The shooting attempt against the Argentine Vice-President, Cristina Fernández, highlighted the presence of groups with neo-Nazi ideas scattered throughout Latin America.

In addition to the cases in Argentina, the last few years have seen several episodes of violence and even media incursions by Latin Americans organized under violent slogans.

The investigation into the attack against the Argentine Vice-President, Cristina Fernández de Kirchner, reaffirms the existence of a group with neo-Nazi ideas behind the organization of the shooting attempt.

Some neo-Nazi ideas in Latin America do not even seek to shield themselves in anonymity.
Some neo-Nazi ideas in Latin America do not even seek to shield themselves in anonymity. (Photo: internet reproduction)

The trail of this type of extreme right-wing groups is not new in Argentina or Latin America, where the authorities have closely followed them on more than one occasion in recent years.

In Argentina, the investigation into the attacker, Fernando Sabag Montiel, coincided with another operation against an extremist referent.

In La Plata, 50 kilometers from the capital, José Derman, a 39-year-old man, was arrested.

He is the head of a cultural center called Kyle Rittenhouse, in homage to the young American who, in 2020, killed demonstrators in Wisconsin.

In 2010, Argentina also investigated the existence of a neo-Nazi group in Mar del Plata.

Anti-immigrant graffiti, as well as attacks on monuments and attacks on women and dissidents on public roads, were some of the crimes committed by the organization, which even incorporated Nazi symbols and the typical salute.

The region is also known for severe episodes involving groups identified as neo-Nazis.

One of the most shocking occurred in 2012 in Santiago de Chile, when a group of young people beat to death the young man Daniel Zamudio for being homosexual.

The young man suffered brutal aggression and torture, which included drawing swastikas on his body with the edge of a broken bottle.

Although the detainees were not a highly organized group, they called themselves “the Moreno Nazis of the center”. They had a history of aggression against immigrants and collected material and symbols.

In Colombia, the media often point to the group known as Tercera Fuerza as the best-known neo-Nazi group in the country.

More than one attack against members of the LGBT community, migrants, street people, and sex workers has been attributed to this group.

A 2017 article by the independent journalism site Las2orillas stated that, in addition to Tercera Fuerza, there are nine other groups with a neo-Nazi identity, with names as eloquent as Escuadrón Nacionalista 88, Sol Negro, Lobos Blancos or Comando Unión Nacional Socialista de Colombia, among others.

The same article pointed out that these groups have been ideologically influenced by a religious and ultra-nationalist organization known as the Colombian Society in Defense of Tradition, Family, and Property, born in 1968 and dedicated to spreading values such as “monogamous Catholic and heterosexual marriage”, the right to property and that “freedom should not serve as a pretext for chaos and depravity”.

In Uruguay, in 2017, the Police managed to dismantle a neo-Nazi group after it provoked riots in a downtown bar in Montevideo.

Following the arrest of six men and two women, an investigation established that the group held regular meetings and performed “rituals in honor of people like Rudolf Hess, one of Adolf Hitler’s main collaborators.

The group also possessed firearms and flags, pamphlets, and other objects with Nazi symbolism, including portraits of Hitler.

Mexico has not escaped this phenomenon either.

The National Council to Prevent Discrimination (Conapred) has warned about the existence of a National Socialist Party of Mexico that, from social networks such as Facebook, “proclaims the principles of Nazi ideology”.

In their publications, members of the group assure that “the Jew controls all markets, banks, and governments to oppress all whites who work honestly to be able to feed our white families”.

Some neo-Nazi ideas in Latin America do not even seek to shield themselves in anonymity.
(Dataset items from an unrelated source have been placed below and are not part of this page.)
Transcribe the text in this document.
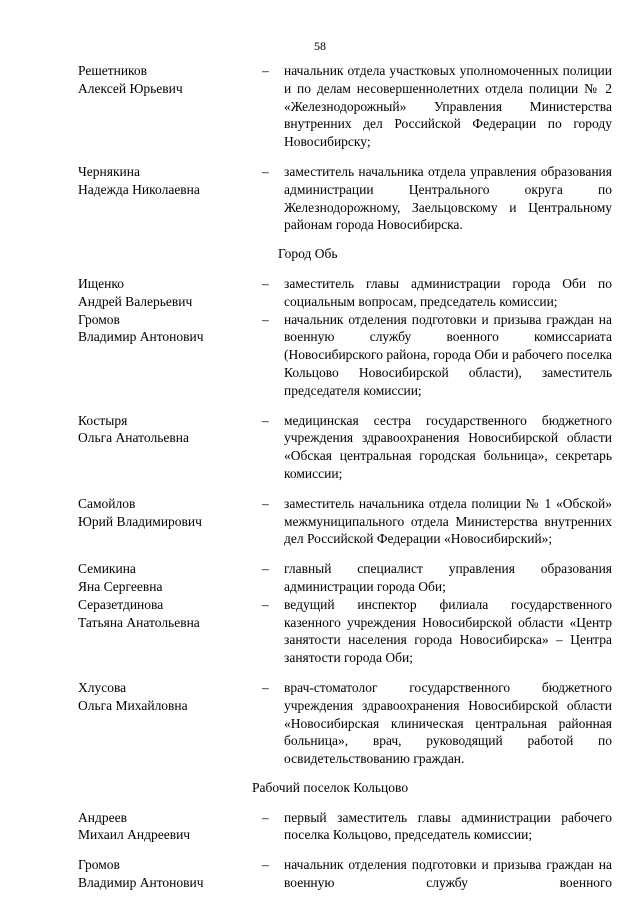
58
Решетников
Алексей Юрьевич
–	начальник отдела участковых уполномоченных полиции и по делам несовершеннолетних отдела полиции № 2 «Железнодорожный» Управления Министерства внутренних дел Российской Федерации по городу Новосибирску;
Чернякина
Надежда Николаевна
–	заместитель начальника отдела управления образования администрации Центрального округа по Железнодорожному, Заельцовскому и Центральному районам города Новосибирска.
Город Обь
Ищенко
Андрей Валерьевич
–	заместитель главы администрации города Оби по социальным вопросам, председатель комиссии;
Громов
Владимир Антонович
–	начальник отделения подготовки и призыва граждан на военную службу военного комиссариата (Новосибирского района, города Оби и рабочего поселка Кольцово Новосибирской области), заместитель председателя комиссии;
Костыря
Ольга Анатольевна
–	медицинская сестра государственного бюджетного учреждения здравоохранения Новосибирской области «Обская центральная городская больница», секретарь комиссии;
Самойлов
Юрий Владимирович
–	заместитель начальника отдела полиции № 1 «Обской» межмуниципального отдела Министерства внутренних дел Российской Федерации «Новосибирский»;
Семикина
Яна Сергеевна
–	главный специалист управления образования администрации города Оби;
Серазетдинова
Татьяна Анатольевна
–	ведущий инспектор филиала государственного казенного учреждения Новосибирской области «Центр занятости населения города Новосибирска» – Центра занятости города Оби;
Хлусова
Ольга Михайловна
–	врач-стоматолог государственного бюджетного учреждения здравоохранения Новосибирской области «Новосибирская клиническая центральная районная больница», врач, руководящий работой по освидетельствованию граждан.
Рабочий поселок Кольцово
Андреев
Михаил Андреевич
–	первый заместитель главы администрации рабочего поселка Кольцово, председатель комиссии;
Громов
Владимир Антонович
–	начальник отделения подготовки и призыва граждан на военную службу военного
In 2019, Peruvian businessman Martin Quispe Mayta became publicly known as the leader of the Nationalist Social Movement of Andean Peru.

Quispe created a headquarters for his movement and attempted to register a political party with the Peruvian electoral authorities.

Far from being condemned for his remarks, Quispe made international news and was even interviewed by the British media, The Guardian, where he affirmed that even the conqueror Francisco Pizarro was of Jewish origin.